FedEx Freight, the less-than-truckload (LTL) subsidiary of Memphis-based transportation and logistics titan FedEx, is taking its initial steps into the rapidly-growing, e-commerce-driven last-mile logistics sector, according to a Bloomberg report published earlier this week.
The report stated that FedEx is testing full-service residential delivery of bulky product, which is a $9 billion market that has been traditionally handled by motor carriers, rather than couriers and integrators, as larger items tend to not fit well in couriers and integrators sorting operations.
And FedEx told Bloomberg that this pilot program will focus on industrial goods in six major markets, with FedEx Freight moving large items and sectional sofa into a customer’s home and assembling them, too.
“FedEx Freight is in the beginning stages of piloting a new service, FedEx Freight Direct, that will move larger, bulkier items to customers’ homes and businesses, and even offer light assembly for an additional fee,” FedEx said in a statement e-mailed to LM. “Demand for these types of delivery services has grown in recent years and we expect that trend to continue.”
The entrance into the last-mile market by FedEx is not unique, in that many of its primary competitors have already taken the step, with some having a major foothold established.

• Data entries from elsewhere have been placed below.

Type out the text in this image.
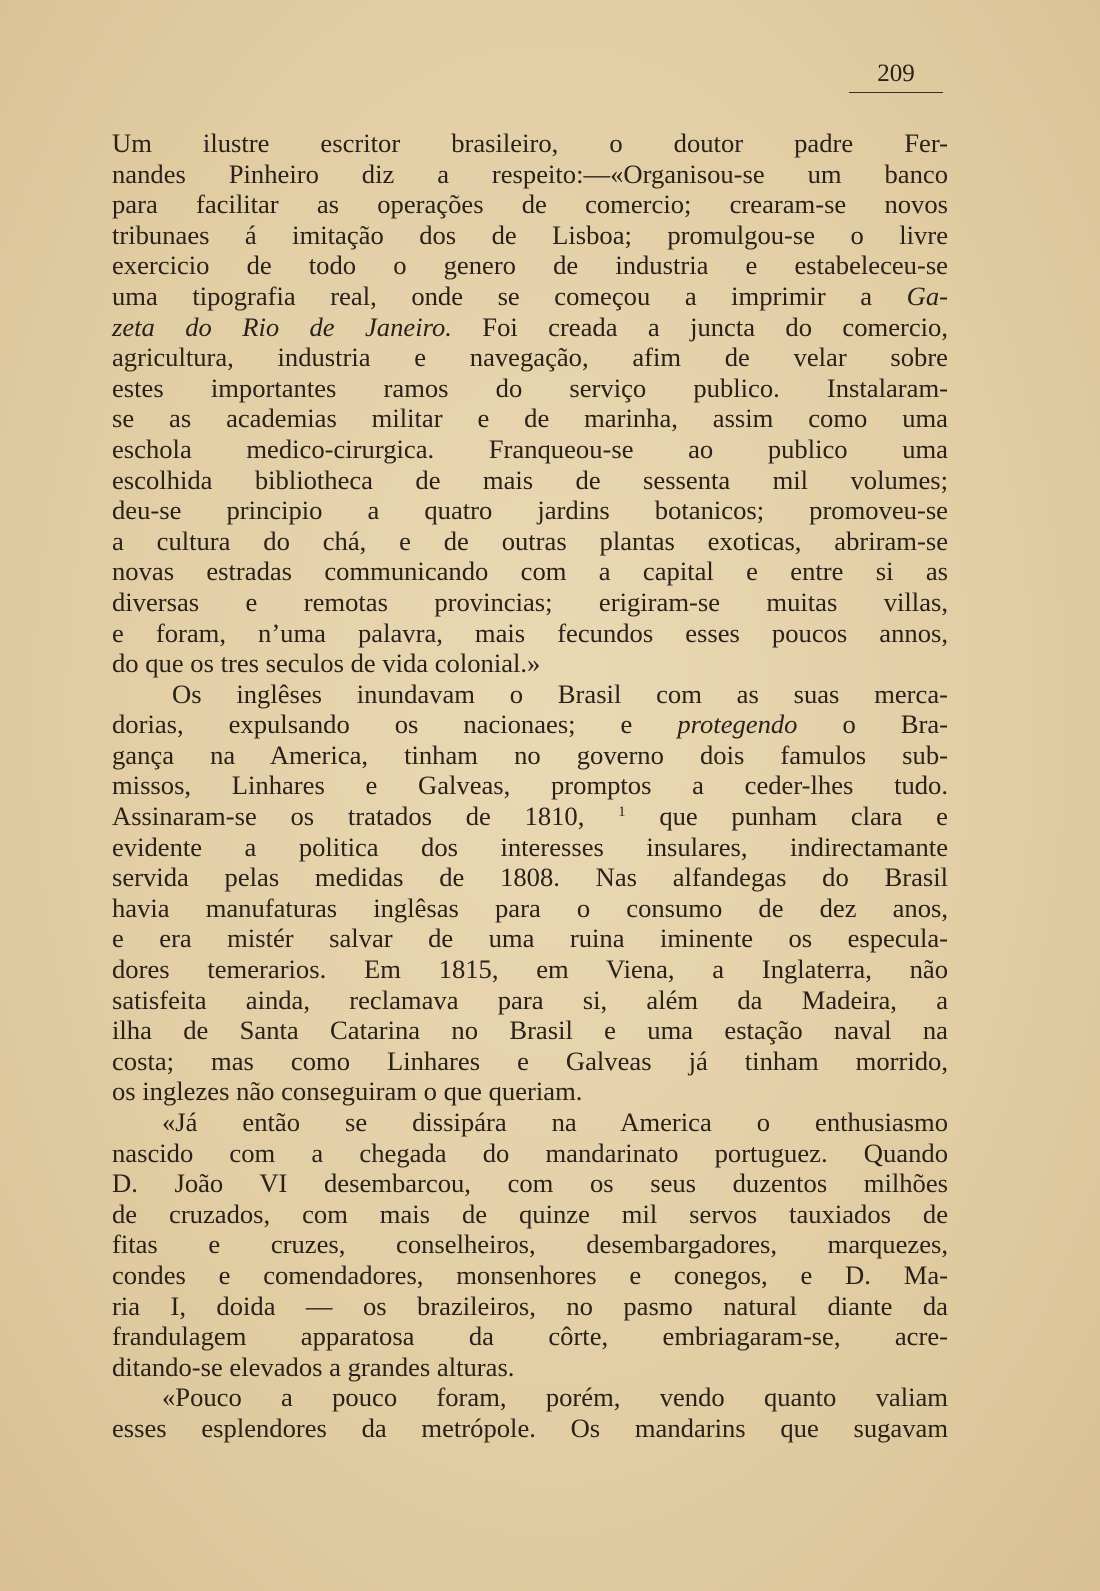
209
Um ilustre escritor brasileiro, o doutor padre Fer-
nandes Pinheiro diz a respeito:—«Organisou-se um banco
para facilitar as operações de comercio; crearam-se novos
tribunaes á imitação dos de Lisboa; promulgou-se o livre
exercicio de todo o genero de industria e estabeleceu-se
uma tipografia real, onde se começou a imprimir a Ga-
zeta do Rio de Janeiro. Foi creada a juncta do comercio,
agricultura, industria e navegação, afim de velar sobre
estes importantes ramos do serviço publico. Instalaram-
se as academias militar e de marinha, assim como uma
eschola medico-cirurgica. Franqueou-se ao publico uma
escolhida bibliotheca de mais de sessenta mil volumes;
deu-se principio a quatro jardins botanicos; promoveu-se
a cultura do chá, e de outras plantas exoticas, abriram-se
novas estradas communicando com a capital e entre si as
diversas e remotas provincias; erigiram-se muitas villas,
e foram, n’uma palavra, mais fecundos esses poucos annos,
do que os tres seculos de vida colonial.»
Os inglêses inundavam o Brasil com as suas merca-
dorias, expulsando os nacionaes; e protegendo o Bra-
gança na America, tinham no governo dois famulos sub-
missos, Linhares e Galveas, promptos a ceder-lhes tudo.
Assinaram-se os tratados de 1810, $^1$ que punham clara e
evidente a politica dos interesses insulares, indirectamante
servida pelas medidas de 1808. Nas alfandegas do Brasil
havia manufaturas inglêsas para o consumo de dez anos,
e era mistér salvar de uma ruina iminente os especula-
dores temerarios. Em 1815, em Viena, a Inglaterra, não
satisfeita ainda, reclamava para si, além da Madeira, a
ilha de Santa Catarina no Brasil e uma estação naval na
costa; mas como Linhares e Galveas já tinham morrido,
os inglezes não conseguiram o que queriam.
«Já então se dissipára na America o enthusiasmo
nascido com a chegada do mandarinato portuguez. Quando
D. João VI desembarcou, com os seus duzentos milhões
de cruzados, com mais de quinze mil servos tauxiados de
fitas e cruzes, conselheiros, desembargadores, marquezes,
condes e comendadores, monsenhores e conegos, e D. Ma-
ria I, doida — os brazileiros, no pasmo natural diante da
frandulagem apparatosa da côrte, embriagaram-se, acre-
ditando-se elevados a grandes alturas.
«Pouco a pouco foram, porém, vendo quanto valiam
esses esplendores da metrópole. Os mandarins que sugavam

These companies include XPO Logistics, Ryder System, and J.B. Hunt, among others. One thing XPO, J.B. Hunt, and Ryder each has in common in this space is that they have made acquisitions to gain immediate entrance into the last-mile logistics market, which has given them room to run and expand operations while becoming a market player and leverage the very active e-commerce market at the same time.
Earlier this year, J.B. Hunt subsidiary, J.B. Hunt Transport Inc., entered into a definitive agreement to acquire Secaucus, New Jersey-based Cory’s First Choice Home Delivery, which provides home delivery services of big and bulky products in the continental United States and U.S. territories using 14 warehouses and other customer-owned facilities. The company utilizes more than 1,000 independent contractors, carriers and delivery drivers to complete more than 2 million annual deliveries.
And Ryder announced last October that it formally expanded its Ryder Last Mile service, which is a home delivery and white glove installation offering for big and bulky goods in 11 North American markets. Through this expansion, Ryder increased the square footage at its last-mile fulfillment facilities in Toronto, Atlanta, Ga., and Lathrop, Calif., with the expansion also including partnerships in eight “strategically located U.S. cities. What’s more, Ryder said that the company’s e-fulfillment network is now comprised of 136 facilities that cover 95% of the U.S. and Canada within a two-day window. And the company also noted that this expansion augments Ryder’s standing at the second-largest last-mile provider of big and bulky goods, based on an independent audit by Simon-Kucher, a global consulting firm [XPO is the largest].
Top executives at these companies and others have indicated that they are, and will continue to invest in last-mile initiatives, as that is where their customers are seeing strong growth, due to e-commerce, and they have also noted that the impact of a rapidly growing e-commerce market on the last mile sector, especially for heavy goods, is something that cannot be overstated.